Threat Management

Organised hacker groups pose threat to Russian banks

The Russian government plans to intensify the fight with organised hacker groups, the numbers of which have significantly increased in recent years, along with the damage caused by their activities to banks and financial institutions.

According to a recent report, prepared by the Russian Ministry of Internal Affairs, the damage from cybercrime to the Russian financial institutions has significantly increased in recent years. In contrast to previous years, when attacks were mostly conducted  by individuals, a significant part of cybercrime in Russia now involve the participation of large organised crime groups.

As Sergey Vetrov, a spokesman of the Russian Ministry of Internal Affairs, told this became mainly due to a significant increase of illegal profits from cybercrime.
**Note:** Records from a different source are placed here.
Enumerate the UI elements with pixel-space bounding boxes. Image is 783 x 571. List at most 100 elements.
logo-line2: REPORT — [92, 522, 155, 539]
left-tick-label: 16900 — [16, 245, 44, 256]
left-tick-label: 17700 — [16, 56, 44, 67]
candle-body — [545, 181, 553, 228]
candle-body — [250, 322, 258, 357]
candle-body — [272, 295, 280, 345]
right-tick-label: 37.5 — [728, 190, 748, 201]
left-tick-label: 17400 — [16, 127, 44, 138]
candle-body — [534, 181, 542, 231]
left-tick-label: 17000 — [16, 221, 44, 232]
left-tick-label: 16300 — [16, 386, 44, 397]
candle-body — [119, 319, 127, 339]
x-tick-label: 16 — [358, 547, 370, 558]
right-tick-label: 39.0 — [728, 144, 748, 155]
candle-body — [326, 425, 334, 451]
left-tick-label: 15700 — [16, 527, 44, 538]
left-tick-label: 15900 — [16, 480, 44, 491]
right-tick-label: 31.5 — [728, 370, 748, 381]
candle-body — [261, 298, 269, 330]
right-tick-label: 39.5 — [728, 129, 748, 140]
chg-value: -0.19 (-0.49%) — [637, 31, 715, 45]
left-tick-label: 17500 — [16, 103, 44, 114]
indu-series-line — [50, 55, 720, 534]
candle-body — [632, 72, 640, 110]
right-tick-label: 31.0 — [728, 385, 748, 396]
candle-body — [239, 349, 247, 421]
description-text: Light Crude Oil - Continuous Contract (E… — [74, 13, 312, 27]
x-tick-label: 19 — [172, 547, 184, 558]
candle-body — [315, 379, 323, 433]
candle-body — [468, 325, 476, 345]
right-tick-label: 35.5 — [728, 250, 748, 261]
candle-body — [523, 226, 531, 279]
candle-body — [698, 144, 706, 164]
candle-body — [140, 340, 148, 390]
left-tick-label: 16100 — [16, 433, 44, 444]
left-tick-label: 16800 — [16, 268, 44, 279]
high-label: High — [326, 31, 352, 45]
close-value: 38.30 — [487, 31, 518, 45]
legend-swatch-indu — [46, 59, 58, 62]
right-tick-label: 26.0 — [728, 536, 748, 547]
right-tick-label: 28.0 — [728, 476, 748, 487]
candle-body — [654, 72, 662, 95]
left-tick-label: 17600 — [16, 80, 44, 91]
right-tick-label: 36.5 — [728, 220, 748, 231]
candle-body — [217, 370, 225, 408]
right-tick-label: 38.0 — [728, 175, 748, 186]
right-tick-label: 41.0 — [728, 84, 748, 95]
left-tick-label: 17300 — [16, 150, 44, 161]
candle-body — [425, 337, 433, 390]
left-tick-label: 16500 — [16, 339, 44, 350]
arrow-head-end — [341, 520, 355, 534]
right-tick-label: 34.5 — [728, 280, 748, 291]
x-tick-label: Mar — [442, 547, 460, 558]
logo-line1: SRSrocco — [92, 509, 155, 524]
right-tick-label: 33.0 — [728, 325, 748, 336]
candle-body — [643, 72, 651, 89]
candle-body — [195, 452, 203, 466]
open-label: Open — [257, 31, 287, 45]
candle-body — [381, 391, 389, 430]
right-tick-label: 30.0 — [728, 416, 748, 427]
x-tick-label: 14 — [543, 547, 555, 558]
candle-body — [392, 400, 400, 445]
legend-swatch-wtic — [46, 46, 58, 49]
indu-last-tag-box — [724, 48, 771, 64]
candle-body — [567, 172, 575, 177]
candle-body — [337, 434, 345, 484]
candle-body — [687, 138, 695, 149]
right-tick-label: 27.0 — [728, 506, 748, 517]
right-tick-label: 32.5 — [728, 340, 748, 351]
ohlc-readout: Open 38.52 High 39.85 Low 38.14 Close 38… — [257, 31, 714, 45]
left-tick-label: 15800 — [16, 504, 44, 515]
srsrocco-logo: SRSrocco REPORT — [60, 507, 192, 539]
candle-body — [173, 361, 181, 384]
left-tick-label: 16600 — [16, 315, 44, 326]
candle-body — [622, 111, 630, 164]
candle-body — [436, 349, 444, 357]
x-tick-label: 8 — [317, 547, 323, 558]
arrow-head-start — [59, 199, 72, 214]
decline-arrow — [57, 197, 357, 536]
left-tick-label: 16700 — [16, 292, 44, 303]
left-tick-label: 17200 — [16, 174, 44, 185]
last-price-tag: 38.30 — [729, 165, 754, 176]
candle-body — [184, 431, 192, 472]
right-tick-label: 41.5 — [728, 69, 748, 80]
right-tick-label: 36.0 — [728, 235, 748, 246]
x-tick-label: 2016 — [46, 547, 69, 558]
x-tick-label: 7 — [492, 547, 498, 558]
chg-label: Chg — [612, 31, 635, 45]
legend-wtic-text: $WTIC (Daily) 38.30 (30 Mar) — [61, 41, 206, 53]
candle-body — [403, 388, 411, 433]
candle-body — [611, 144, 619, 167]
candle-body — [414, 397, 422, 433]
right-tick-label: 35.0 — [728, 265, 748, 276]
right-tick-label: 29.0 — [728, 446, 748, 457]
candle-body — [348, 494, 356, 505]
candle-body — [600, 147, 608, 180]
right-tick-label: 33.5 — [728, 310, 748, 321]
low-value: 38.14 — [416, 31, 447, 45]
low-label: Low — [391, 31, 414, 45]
For the last several years cybercrime has become just as profitable for criminals as prostitution, human trafficking and the drug trade. This has attracted  well-organised criminal groups, many of which are apparently patronised by corrupt officials from the highest levels of the Russian state.  

In the meantime, Russian law enforcement agencies are planning new exposures, similar to those which took place on June of the current year and which resulted in the arrest of more than 50 members of a large hacker group, which stole around  RUS 2 billion (UK £25 million) from the accounts of numerous Russian banks and which planned new massive attacks.

According to some senior officers from the Russian Federal Security Service (FSB), investigation takes time, and acquiring a guilty verdict is often difficult considering the complexities of the Russian legal system

The situation is aggravated by the fact that members of organised crime are often disparately located in remote regions of Russia, or even in other countries.

According to the FSB, growing cybercriminal activity is not just confined to Russia, but western countries too. Further action needs to be taken to prevent the spread.